Setting up Customer Support Services in a BPM System

Setting up user support processes is an important objective. Of course, small companies can do it without much effort: the office receives all the phone calls, and requests go to the CRM system via a website. The customer flow is not significant and does not require an automated process. The same goes for employee technical support in a small company.

In larger companies, technical support services are best managed with a BPM system. Consider a company that provides industrial equipment. Say, a customer reports equipment failure. First, to solve the problem many specialists have to examine the equipment, reveal the cause, replace the broken part or the equipment itself.
Second, the period in which the technical support is offered is highly important. While we consider the customer’s complaint and discuss the best way to transport the equipment in order to replace it, the customer’s plant is idle and experiencing losses.

Customer support service built as a chain of tasks (and usually a rather complex one, with time and quality priorities) is a business process, which is best automated with a BPM system.

Example of supporting processes in ELMA BPM

With a BPM system, you can:

  • Model the processes of user request handling.
    The process model is created as a simple visual diagram by dragging graphic elements from the toolbar. The diagram shows the tasks aimed at solving the customer’s problem, the employees who must complete these tasks, and order in which the tasks must be completed. This is very simple and does not require any programming experience.
  • Organize a single entry point.
    A ВPM system can be used as an easy-to-use interface for messaging to the technical support services, so that the users do not have to think where exactly they must send their request.
  • Automate process execution.
    When the process reaches a certain point, such tasks as “check printer in room number X” or “approve equipment purchase request” are automatically assigned to their executors. The system makes sure that the work is done according to the approved policies. In addition, the technical support employees find it easier to work, when they do not need to wonder who they must reach to approve a certain request.
  • Make sure that no complaint or request is forgotten, and minimize the risks of exceeding the time limit for solving the issue.
    A BPM system stores all the requests sent to technical support, and determines a certain time period for their processing. If a task is overdue, the system notifies the executors or/and supervisors.
  • Monitor the technical support service operation.
    The system automatically creates reports that show the number of complaints, operation time of each process step or of the whole process, billable hours, employees’ KPIs and other metrics. Also, you can always track the current process step and see how a request is being processed at the moment.
  • Improve the complaint handling processes right during the working process.

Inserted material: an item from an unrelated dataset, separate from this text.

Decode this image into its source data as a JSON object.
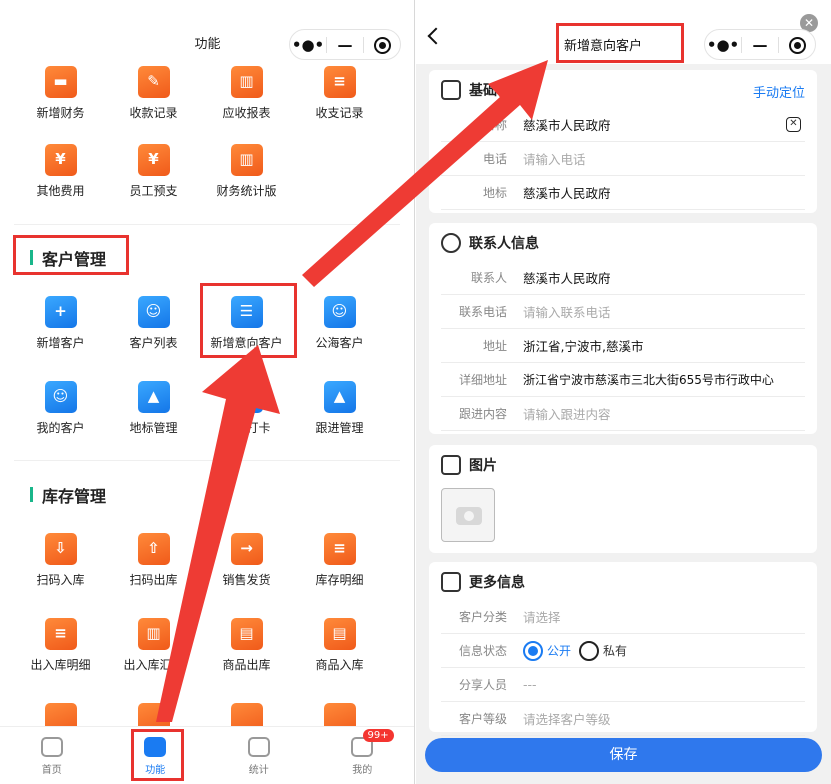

A BPM system automates the process as a whole, from the moment the request is made to the moment the problem is solved. This allows you to see how effective the service is, track the bottlenecks, spots where delays mostly occur, and improve the process basing on this information.
If you want to modify a process that is already automated in a BPM system, all you have to do is edit the diagram. After the changes are saved, the process will be executed according to the changes made.

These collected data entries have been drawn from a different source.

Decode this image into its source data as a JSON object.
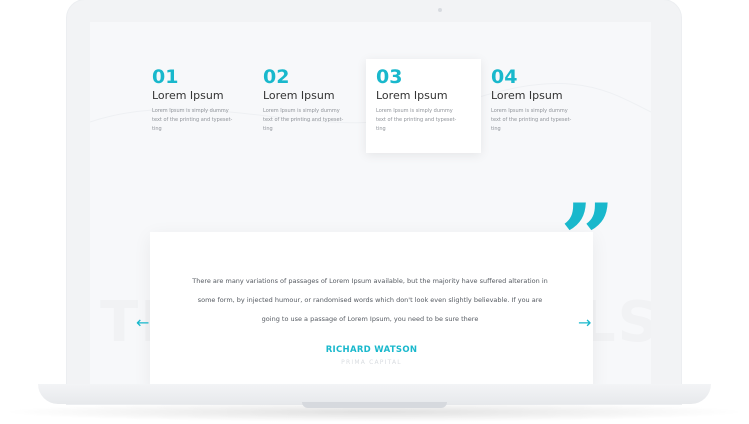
{
  "steps": [
    {
      "number": "01",
      "title": "Lorem Ipsum",
      "desc": "Lorem Ipsum is simply dummy text of the printing and typeset-ting"
    },
    {
      "number": "02",
      "title": "Lorem Ipsum",
      "desc": "Lorem Ipsum is simply dummy text of the printing and typeset-ting"
    },
    {
      "number": "03",
      "title": "Lorem Ipsum",
      "desc": "Lorem Ipsum is simply dummy text of the printing and typeset-ting"
    },
    {
      "number": "04",
      "title": "Lorem Ipsum",
      "desc": "Lorem Ipsum is simply dummy text of the printing and typeset-ting"
    }
  ],
  "active_step": "03",
  "background_word_left": "TE",
  "background_word_right": "LS",
  "testimonial": {
    "quote": "There are many variations of passages of Lorem Ipsum available, but the majority have suffered alteration in some form, by injected humour, or randomised words which don't look even slightly believable. If you are going to use a passage of Lorem Ipsum, you need to be sure there",
    "author": "RICHARD WATSON",
    "company": "PRIMA CAPITAL"
  },
  "icons": {
    "quote": "quote-icon",
    "prev": "arrow-left-icon",
    "next": "arrow-right-icon"
  },
  "colors": {
    "accent": "#19b8cc",
    "text": "#333333",
    "muted": "#8f9399"
  }
}
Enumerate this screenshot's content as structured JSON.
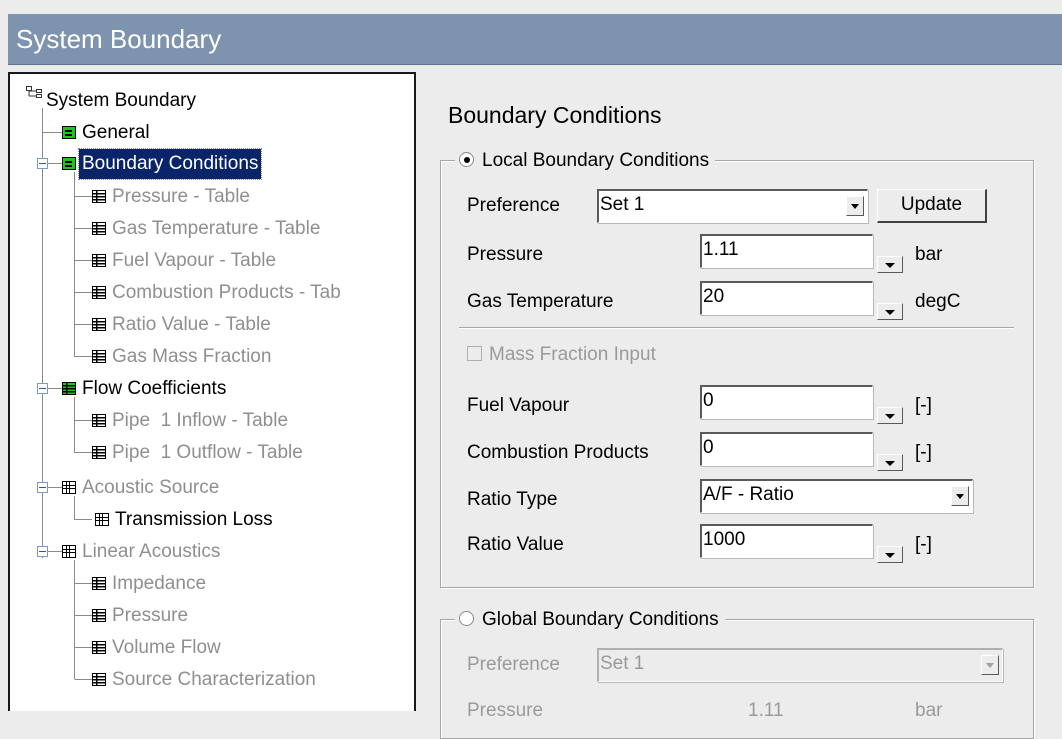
{
  "window": {
    "title": "System Boundary"
  },
  "tree": {
    "root": "System Boundary",
    "items": [
      {
        "label": "General",
        "icon": "green-form-icon",
        "disabled": false
      },
      {
        "label": "Boundary Conditions",
        "icon": "green-form-icon",
        "disabled": false,
        "selected": true,
        "expanded": true
      },
      {
        "label": "Pressure - Table",
        "icon": "table-icon",
        "disabled": true
      },
      {
        "label": "Gas Temperature - Table",
        "icon": "table-icon",
        "disabled": true
      },
      {
        "label": "Fuel Vapour - Table",
        "icon": "table-icon",
        "disabled": true
      },
      {
        "label": "Combustion Products - Tab",
        "icon": "table-icon",
        "disabled": true
      },
      {
        "label": "Ratio Value - Table",
        "icon": "table-icon",
        "disabled": true
      },
      {
        "label": "Gas Mass Fraction",
        "icon": "table-icon",
        "disabled": true
      },
      {
        "label": "Flow Coefficients",
        "icon": "green-table-icon",
        "disabled": false,
        "expanded": true
      },
      {
        "label": "Pipe  1 Inflow - Table",
        "icon": "table-icon",
        "disabled": true
      },
      {
        "label": "Pipe  1 Outflow - Table",
        "icon": "table-icon",
        "disabled": true
      },
      {
        "label": "Acoustic Source",
        "icon": "grid-icon",
        "disabled": true,
        "expanded": true
      },
      {
        "label": "Transmission Loss",
        "icon": "grid-icon",
        "disabled": false
      },
      {
        "label": "Linear Acoustics",
        "icon": "grid-icon",
        "disabled": true,
        "expanded": true
      },
      {
        "label": "Impedance",
        "icon": "table-icon",
        "disabled": true
      },
      {
        "label": "Pressure",
        "icon": "table-icon",
        "disabled": true
      },
      {
        "label": "Volume Flow",
        "icon": "table-icon",
        "disabled": true
      },
      {
        "label": "Source Characterization",
        "icon": "table-icon",
        "disabled": true
      }
    ]
  },
  "panel": {
    "heading": "Boundary Conditions",
    "local": {
      "legend": "Local Boundary Conditions",
      "selected": true,
      "preference_label": "Preference",
      "preference_value": "Set 1",
      "update_label": "Update",
      "pressure_label": "Pressure",
      "pressure_value": "1.11",
      "pressure_unit": "bar",
      "gas_temp_label": "Gas Temperature",
      "gas_temp_value": "20",
      "gas_temp_unit": "degC",
      "mass_fraction_label": "Mass Fraction Input",
      "fuel_vapour_label": "Fuel Vapour",
      "fuel_vapour_value": "0",
      "fuel_vapour_unit": "[-]",
      "comb_products_label": "Combustion Products",
      "comb_products_value": "0",
      "comb_products_unit": "[-]",
      "ratio_type_label": "Ratio Type",
      "ratio_type_value": "A/F - Ratio",
      "ratio_value_label": "Ratio Value",
      "ratio_value_value": "1000",
      "ratio_value_unit": "[-]"
    },
    "global": {
      "legend": "Global Boundary Conditions",
      "selected": false,
      "preference_label": "Preference",
      "preference_value": "Set 1",
      "pressure_label": "Pressure",
      "pressure_value": "1.11",
      "pressure_unit": "bar"
    }
  },
  "colors": {
    "titlebar": "#7e93ad",
    "selection": "#0a246a",
    "background": "#ececec",
    "green_icon": "#19c619"
  }
}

In the end, I want to point out that it is crucial to consider the company’s needs when selecting a system for setting up your user support services. If you need to perform a typical request registration and display of results, and put everything in order, a packaged solution or a SaaS solution like Service Desk would fit your right.

I would recommend that you apply a business process approach and implement a BPM system if you need analysis of, for example, how technical support operates for a certain area of work, if you have several technical support services and they employ personnel from various departments, and if you plan to develop and improve your services.